On 15 Jul 2008 at 9:07, Linus Torvalds wrote:

> On Tue, 15 Jul 2008, pageexec@...email.hu wrote:
> > 
> > by 'cover up' i meant that even when you know better, you quite
> > consciously do *not* report the security impact of said bugs
> 
> Yes. Because the only place I consider appropriate is the kernel 
> changelogs, and since those get published with the sources, there is no 
> way I can convince myself that it's a good idea to say "Hey script 
> kiddies, try this" unless it's already very public indeed.

if you worry about script kiddies (btw, for someone not bothering with
the whole security circus you surely do use their terms as bogeymen
to rationalize your stand) triggering or even exploiting local kernel
bugs then you imply that they're already local users on that box and
that in turn means they have already been having fun all that time.
just remember how Andrew put it:

  But there are so many ways to cripple a Linux box once you have
  local access. (http://lkml.org/lkml/2005/1/12/379)

in other words, try a better argument, possibly without bogeymen.

next, what about, say, sysadmins	, bigger and smaller distro maintainers,
etc trying to figure out whether they need to backport a given fix or
not? do you think you're helping them too?

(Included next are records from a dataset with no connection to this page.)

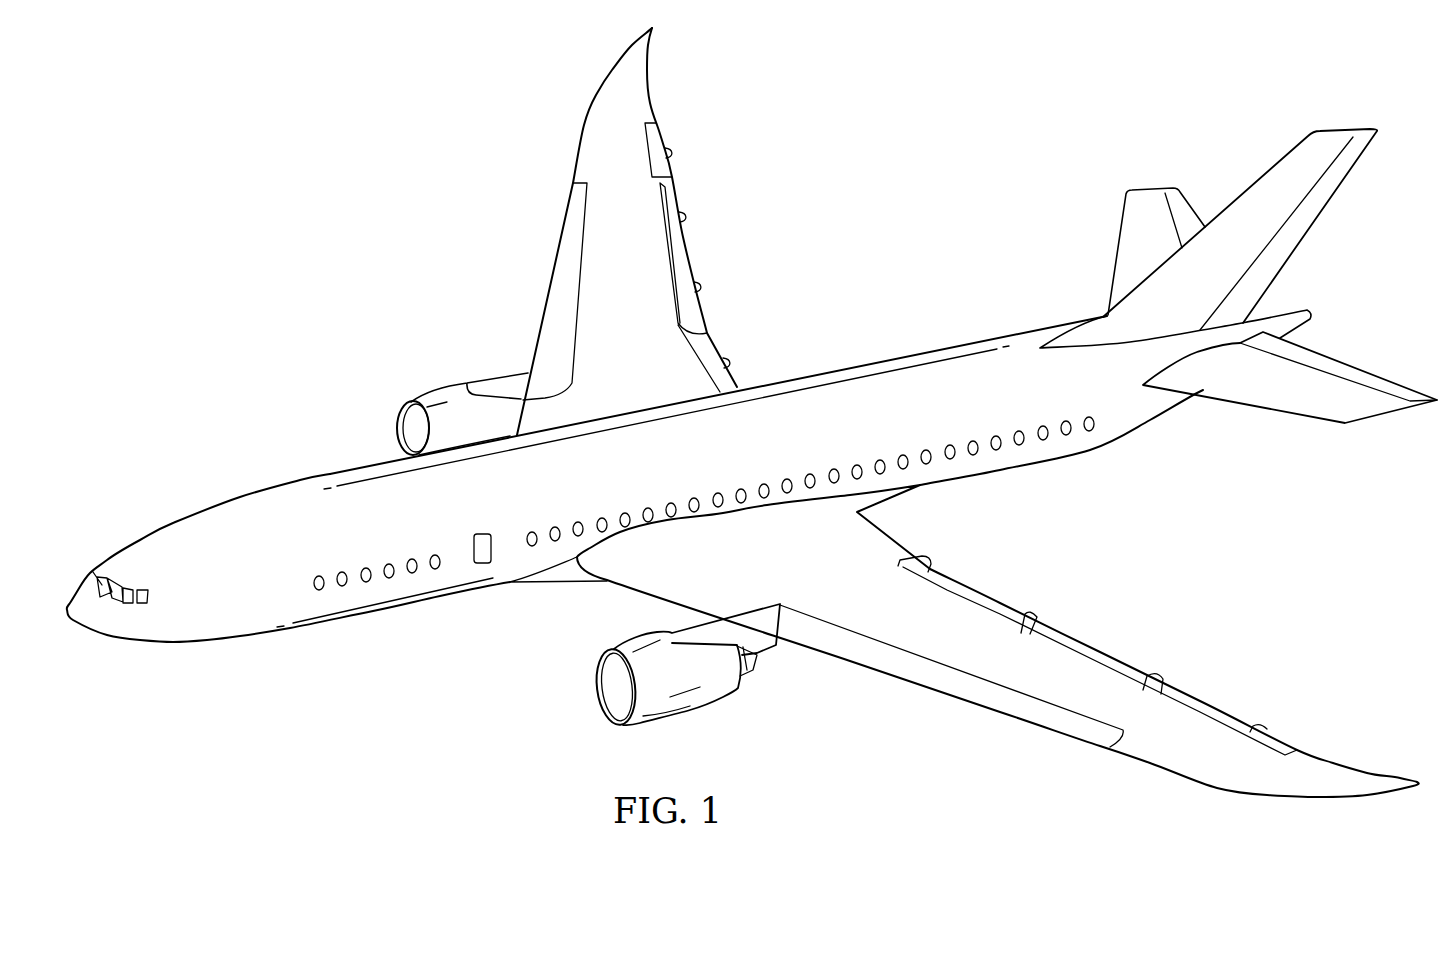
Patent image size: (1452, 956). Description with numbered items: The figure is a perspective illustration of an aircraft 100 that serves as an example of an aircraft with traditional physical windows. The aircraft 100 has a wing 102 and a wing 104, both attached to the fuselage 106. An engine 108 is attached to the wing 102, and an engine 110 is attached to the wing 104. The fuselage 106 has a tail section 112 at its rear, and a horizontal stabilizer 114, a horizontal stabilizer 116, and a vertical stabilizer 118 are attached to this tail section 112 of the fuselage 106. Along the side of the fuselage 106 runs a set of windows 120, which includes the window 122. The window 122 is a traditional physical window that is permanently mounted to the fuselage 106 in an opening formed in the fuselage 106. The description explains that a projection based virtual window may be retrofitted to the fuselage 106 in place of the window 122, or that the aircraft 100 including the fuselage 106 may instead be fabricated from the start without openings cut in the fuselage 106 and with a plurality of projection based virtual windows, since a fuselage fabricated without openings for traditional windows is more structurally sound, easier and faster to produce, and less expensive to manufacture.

The aircraft 100 is at (343, 180).
The wing 102 is at (583, 120).
The wing 104 is at (1293, 797).
The fuselage 106 is at (250, 493).
The engine 108 is at (440, 387).
The engine 110 is at (690, 713).
The tail section 112 is at (1183, 462).
The horizontal stabilizer 114 is at (1118, 247).
The horizontal stabilizer 116 is at (1293, 410).
The vertical stabilizer 118 is at (1322, 218).
The set of windows 120 is at (818, 460).
The window 122 is at (738, 490).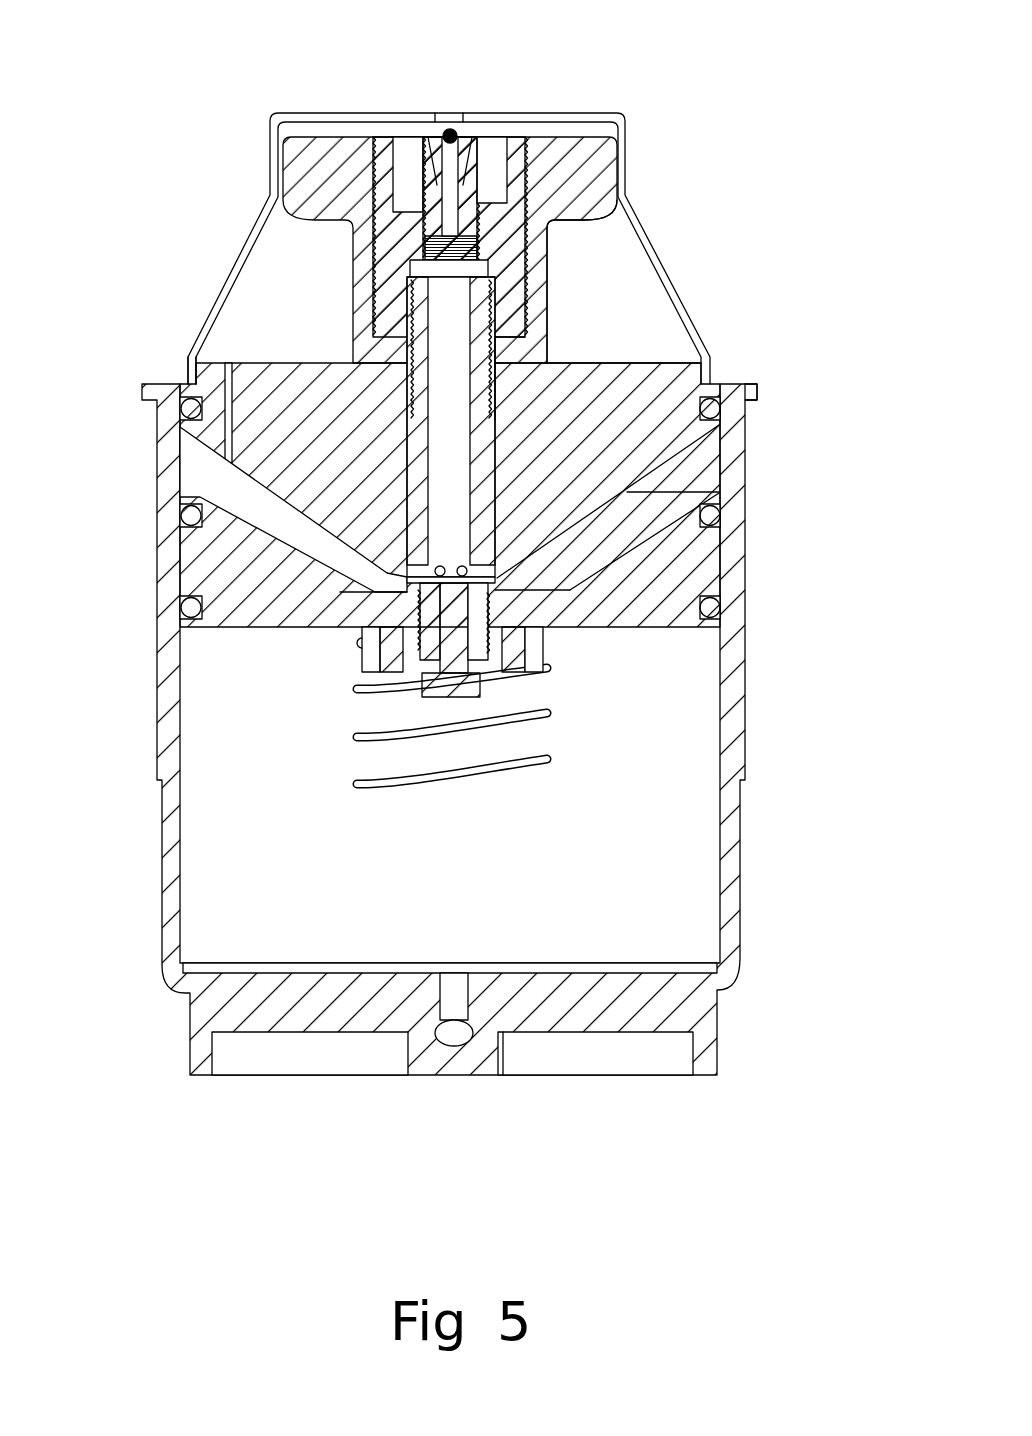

on a sidenote, what do you know about script kiddies? how do you think
they operate? do you think they're watching a real-time rss from kernel.org
to catch the latest and greatest security fixes? do you think they can
write PoC or actual exploit code based on commits?

last but not least, if i submitted a security fix with the commit message
actually saying that it fixes a security problem, would you remove that
information before committing? based on the above that sounds as a 'yes',
but i'd like to have that explicitly on the record.

> > see my comment about reality above. heck, even linux vendors do track
> > and announce them, it's part of the support they provide to paying
> > customers (and even non-paying users).
> 
> Umm. And they mostly do a crap job at it, only focusing on a small 
> percentage (the ones that were considered to be "big issues"), and because 
> they do the reporting they also feel they have to have embargoes in place.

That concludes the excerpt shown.